Improving outcomes for older people remains a national priority in Scotland. Growing numbers of frail older people are admitted to hospital as an emergency and some of those admitted will deteriorate further or experience a delay in returning home, or are assessed, often prematurely, by hospital clinicians as unable to return home.
- Analysis of resource use in the year 2012/13 identified that 36,632 of the highest resource users in Scotland that were aged 75+ accounted for 2.3m inpatient bed days
- 75% of beds occupied through delayed discharge are by those aged 75+
- The number of emergency bed days used by over 75s has decreased, however the number of admissions has increased from 135,907 in 2009/10 to 148,937 in 2013/14
- Unscheduled care costs NHSScotland £1.5bn per year
- Evaluation estimated that falls alone cost NHSScotland £471m per year
- Falls account for 390,000 emergency bed days a year
Health and social care services and their partners working to address the challenge of an ageing population and rising demands on public services, falls among older people are a major and growing concern.
Analysis of data and evidence has shown that with increasing age comes an increased risk of episodic emergency hospital admission. People aged 75 years and over in Scotland are 7 times more likely to experience an unplanned admission per 1,000 of the population compared to those aged between 16-24, and those aged 80 years and over have accounted for almost all of the increase in emergency bed days between 1981 and 2001 in Scotland.
The LWiC team initially reviewed different tools that could be used to identify people with frailty, which we compared in our frailty screening and assessment tools comparator. The team then worked with nine GP practices to test the electronic frailty index to identify people at risk of frailty in the community. The frailty and falls assessment and intervention tool was developed through Plan-Do-Study-Act cycles with a GP practice in Glasgow to provide structure to multi-disciplinary team meetings and help health and care professionals to signpost individuals to appropriate community-based support.
HSCPs were also supported with improvement activity around falls risk and falls reduction, and the LWiC team worked closely with the Active and Independent Living Improvement Programme and the Scottish Ambulance Service on community falls pathways.
LWiC has now completed its planned programme of work for frailty and falls, and is now moving to work with geographical areas with a greater focus on regional spread.
Regional work has now started with Living Well in the North, which is spreading the frailty work and the electronic frailty index across the ten Health and Social Care Partnerships in the North of Scotland. The collaborative aims to improve early identification of people with frailty, and to develop evidence-based targeted approaches to improve their outcomes.
NHS boards and Health and Social Care Partnerships.
Benefits of programme
Examples of effective falls management and prevention range from increasing awareness of falls prevention activities for those that work with older people, identifying individuals at risk, and developing linked pathways to ensure that older people are not taken to Accident & Emergency unnecessarily.

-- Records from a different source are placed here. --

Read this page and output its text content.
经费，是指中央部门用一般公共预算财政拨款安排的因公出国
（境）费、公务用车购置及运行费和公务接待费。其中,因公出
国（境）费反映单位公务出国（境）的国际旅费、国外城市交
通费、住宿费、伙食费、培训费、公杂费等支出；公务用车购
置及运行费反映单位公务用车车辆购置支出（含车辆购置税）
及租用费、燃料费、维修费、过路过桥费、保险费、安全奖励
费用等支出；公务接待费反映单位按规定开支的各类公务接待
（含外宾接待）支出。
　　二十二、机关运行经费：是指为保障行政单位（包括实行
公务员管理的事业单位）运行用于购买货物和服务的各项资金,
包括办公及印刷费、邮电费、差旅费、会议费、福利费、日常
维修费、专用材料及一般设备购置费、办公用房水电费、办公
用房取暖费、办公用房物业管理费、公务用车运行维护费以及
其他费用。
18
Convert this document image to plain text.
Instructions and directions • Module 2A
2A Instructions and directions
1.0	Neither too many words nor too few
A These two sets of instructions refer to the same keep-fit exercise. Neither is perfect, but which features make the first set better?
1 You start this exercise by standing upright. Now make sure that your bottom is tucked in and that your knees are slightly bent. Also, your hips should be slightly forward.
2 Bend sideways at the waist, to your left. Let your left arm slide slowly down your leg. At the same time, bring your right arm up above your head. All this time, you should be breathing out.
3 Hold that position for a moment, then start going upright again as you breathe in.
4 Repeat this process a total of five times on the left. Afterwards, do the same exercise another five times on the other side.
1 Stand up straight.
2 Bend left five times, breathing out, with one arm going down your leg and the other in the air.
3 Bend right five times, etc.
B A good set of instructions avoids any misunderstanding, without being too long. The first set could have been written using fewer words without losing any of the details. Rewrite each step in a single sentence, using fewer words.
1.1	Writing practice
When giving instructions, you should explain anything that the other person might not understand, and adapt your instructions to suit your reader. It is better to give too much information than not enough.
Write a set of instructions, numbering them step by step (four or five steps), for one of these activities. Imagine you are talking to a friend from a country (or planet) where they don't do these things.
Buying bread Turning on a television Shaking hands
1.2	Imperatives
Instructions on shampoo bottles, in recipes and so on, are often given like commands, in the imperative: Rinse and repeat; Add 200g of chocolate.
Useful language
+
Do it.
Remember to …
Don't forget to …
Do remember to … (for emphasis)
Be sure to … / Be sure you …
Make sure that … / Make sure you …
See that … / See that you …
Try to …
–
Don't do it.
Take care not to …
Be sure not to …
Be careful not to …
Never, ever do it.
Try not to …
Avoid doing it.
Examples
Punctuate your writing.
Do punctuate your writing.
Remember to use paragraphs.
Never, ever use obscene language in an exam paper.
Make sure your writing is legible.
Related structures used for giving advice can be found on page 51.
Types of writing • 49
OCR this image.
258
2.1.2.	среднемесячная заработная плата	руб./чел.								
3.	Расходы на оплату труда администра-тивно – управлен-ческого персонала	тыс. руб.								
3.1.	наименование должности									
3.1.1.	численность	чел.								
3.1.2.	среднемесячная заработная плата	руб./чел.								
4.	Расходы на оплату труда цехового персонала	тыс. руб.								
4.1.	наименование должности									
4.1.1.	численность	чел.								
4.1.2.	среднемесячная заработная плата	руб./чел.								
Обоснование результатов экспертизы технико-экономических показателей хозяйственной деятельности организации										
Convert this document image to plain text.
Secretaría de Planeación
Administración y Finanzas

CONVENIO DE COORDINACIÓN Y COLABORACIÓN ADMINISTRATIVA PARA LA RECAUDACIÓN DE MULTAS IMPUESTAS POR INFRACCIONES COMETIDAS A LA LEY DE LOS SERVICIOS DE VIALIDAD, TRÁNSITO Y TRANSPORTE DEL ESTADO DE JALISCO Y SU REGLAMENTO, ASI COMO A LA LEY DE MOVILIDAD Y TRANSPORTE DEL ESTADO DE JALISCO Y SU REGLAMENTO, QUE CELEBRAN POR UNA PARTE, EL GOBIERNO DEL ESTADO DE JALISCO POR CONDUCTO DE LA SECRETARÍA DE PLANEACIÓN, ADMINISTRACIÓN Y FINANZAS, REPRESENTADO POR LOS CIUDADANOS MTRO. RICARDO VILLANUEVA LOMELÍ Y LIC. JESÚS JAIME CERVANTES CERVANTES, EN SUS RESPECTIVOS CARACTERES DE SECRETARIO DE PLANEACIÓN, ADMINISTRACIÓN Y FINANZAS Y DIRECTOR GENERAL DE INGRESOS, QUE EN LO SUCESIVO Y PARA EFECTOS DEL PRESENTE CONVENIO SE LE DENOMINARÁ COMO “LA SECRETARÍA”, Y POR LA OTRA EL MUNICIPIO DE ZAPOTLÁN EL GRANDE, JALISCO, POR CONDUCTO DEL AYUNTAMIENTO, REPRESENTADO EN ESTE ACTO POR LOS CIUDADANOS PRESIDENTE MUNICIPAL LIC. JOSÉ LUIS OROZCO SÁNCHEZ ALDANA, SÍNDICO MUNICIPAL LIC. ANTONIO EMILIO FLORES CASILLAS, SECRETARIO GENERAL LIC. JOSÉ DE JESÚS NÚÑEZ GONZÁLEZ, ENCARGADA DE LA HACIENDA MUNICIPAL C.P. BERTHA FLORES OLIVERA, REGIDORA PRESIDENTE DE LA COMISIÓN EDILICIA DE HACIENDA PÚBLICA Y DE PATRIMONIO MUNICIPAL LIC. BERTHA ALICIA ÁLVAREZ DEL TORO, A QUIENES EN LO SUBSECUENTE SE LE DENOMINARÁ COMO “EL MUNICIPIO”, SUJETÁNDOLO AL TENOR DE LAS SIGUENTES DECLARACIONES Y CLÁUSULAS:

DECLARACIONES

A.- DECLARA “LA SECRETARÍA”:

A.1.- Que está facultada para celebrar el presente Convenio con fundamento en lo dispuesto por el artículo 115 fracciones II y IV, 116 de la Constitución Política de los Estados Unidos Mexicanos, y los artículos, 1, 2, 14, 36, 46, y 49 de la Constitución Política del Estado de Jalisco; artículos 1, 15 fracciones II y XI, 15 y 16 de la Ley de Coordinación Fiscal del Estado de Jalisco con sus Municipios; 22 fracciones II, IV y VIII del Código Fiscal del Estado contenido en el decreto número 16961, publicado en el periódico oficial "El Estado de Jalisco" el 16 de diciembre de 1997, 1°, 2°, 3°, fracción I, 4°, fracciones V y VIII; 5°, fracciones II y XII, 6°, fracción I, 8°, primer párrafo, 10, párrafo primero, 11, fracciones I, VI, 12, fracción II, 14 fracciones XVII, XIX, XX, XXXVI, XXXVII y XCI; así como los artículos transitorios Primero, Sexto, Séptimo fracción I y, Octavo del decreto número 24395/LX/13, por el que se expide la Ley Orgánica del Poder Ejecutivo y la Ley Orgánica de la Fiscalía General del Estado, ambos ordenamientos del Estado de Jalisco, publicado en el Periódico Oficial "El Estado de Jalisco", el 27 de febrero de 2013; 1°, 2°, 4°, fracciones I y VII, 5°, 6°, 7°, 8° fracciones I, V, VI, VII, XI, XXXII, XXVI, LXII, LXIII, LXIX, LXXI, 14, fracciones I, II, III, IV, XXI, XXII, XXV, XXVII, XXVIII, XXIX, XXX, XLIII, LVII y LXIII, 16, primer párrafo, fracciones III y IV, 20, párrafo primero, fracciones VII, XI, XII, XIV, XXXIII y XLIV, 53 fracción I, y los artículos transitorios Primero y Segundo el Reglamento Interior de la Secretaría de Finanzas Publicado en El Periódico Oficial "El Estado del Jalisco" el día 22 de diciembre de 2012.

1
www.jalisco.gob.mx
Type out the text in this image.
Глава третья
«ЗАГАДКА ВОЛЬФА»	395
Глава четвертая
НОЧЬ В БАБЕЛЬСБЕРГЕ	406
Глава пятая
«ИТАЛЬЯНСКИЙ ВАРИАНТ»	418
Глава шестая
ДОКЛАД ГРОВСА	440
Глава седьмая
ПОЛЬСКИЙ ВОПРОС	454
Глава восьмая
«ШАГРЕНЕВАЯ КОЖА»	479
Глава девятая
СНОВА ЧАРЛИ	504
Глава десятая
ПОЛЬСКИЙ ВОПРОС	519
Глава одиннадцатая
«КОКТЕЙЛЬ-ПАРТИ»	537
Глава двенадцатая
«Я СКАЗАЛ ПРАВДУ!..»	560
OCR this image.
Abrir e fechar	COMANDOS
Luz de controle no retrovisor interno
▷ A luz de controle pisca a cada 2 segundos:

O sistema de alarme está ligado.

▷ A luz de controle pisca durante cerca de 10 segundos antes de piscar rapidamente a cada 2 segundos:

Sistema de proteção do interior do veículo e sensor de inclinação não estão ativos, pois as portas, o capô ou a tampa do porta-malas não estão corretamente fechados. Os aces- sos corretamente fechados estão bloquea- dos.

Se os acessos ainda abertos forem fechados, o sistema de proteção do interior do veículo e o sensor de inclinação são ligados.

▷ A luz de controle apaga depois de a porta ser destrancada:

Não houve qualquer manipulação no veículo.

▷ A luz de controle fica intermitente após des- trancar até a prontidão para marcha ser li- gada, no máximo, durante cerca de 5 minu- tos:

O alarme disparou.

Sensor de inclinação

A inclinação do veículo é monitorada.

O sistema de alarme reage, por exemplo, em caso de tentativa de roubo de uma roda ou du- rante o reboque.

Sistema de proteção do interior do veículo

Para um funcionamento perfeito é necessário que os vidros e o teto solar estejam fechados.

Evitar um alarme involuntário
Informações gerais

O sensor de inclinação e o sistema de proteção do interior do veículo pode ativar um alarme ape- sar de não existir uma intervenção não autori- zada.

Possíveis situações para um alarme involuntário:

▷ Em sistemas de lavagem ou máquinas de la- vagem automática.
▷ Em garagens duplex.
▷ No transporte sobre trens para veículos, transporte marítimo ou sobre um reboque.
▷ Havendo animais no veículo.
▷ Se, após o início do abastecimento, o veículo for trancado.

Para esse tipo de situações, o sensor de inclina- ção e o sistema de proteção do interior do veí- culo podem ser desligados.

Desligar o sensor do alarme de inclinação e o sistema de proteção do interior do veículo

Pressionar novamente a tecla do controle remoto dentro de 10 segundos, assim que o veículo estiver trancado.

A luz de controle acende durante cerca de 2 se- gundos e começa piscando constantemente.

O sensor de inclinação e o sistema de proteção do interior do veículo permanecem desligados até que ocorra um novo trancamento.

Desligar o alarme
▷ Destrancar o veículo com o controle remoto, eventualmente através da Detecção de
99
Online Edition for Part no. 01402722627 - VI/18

Evidence suggests that people with frailty benefit from early interventions to reduce the likelihood of them requiring emergency hospital attention. These interventions include a focus on clinical pathways, exercise and access to multi-disciplinary teams to ensure early and effective discharge from hospital.
Evidence indicates that integrated urgent care pathways for falls and frailty that focus on triage, assessment, and management increase the likelihood of people remaining in the community.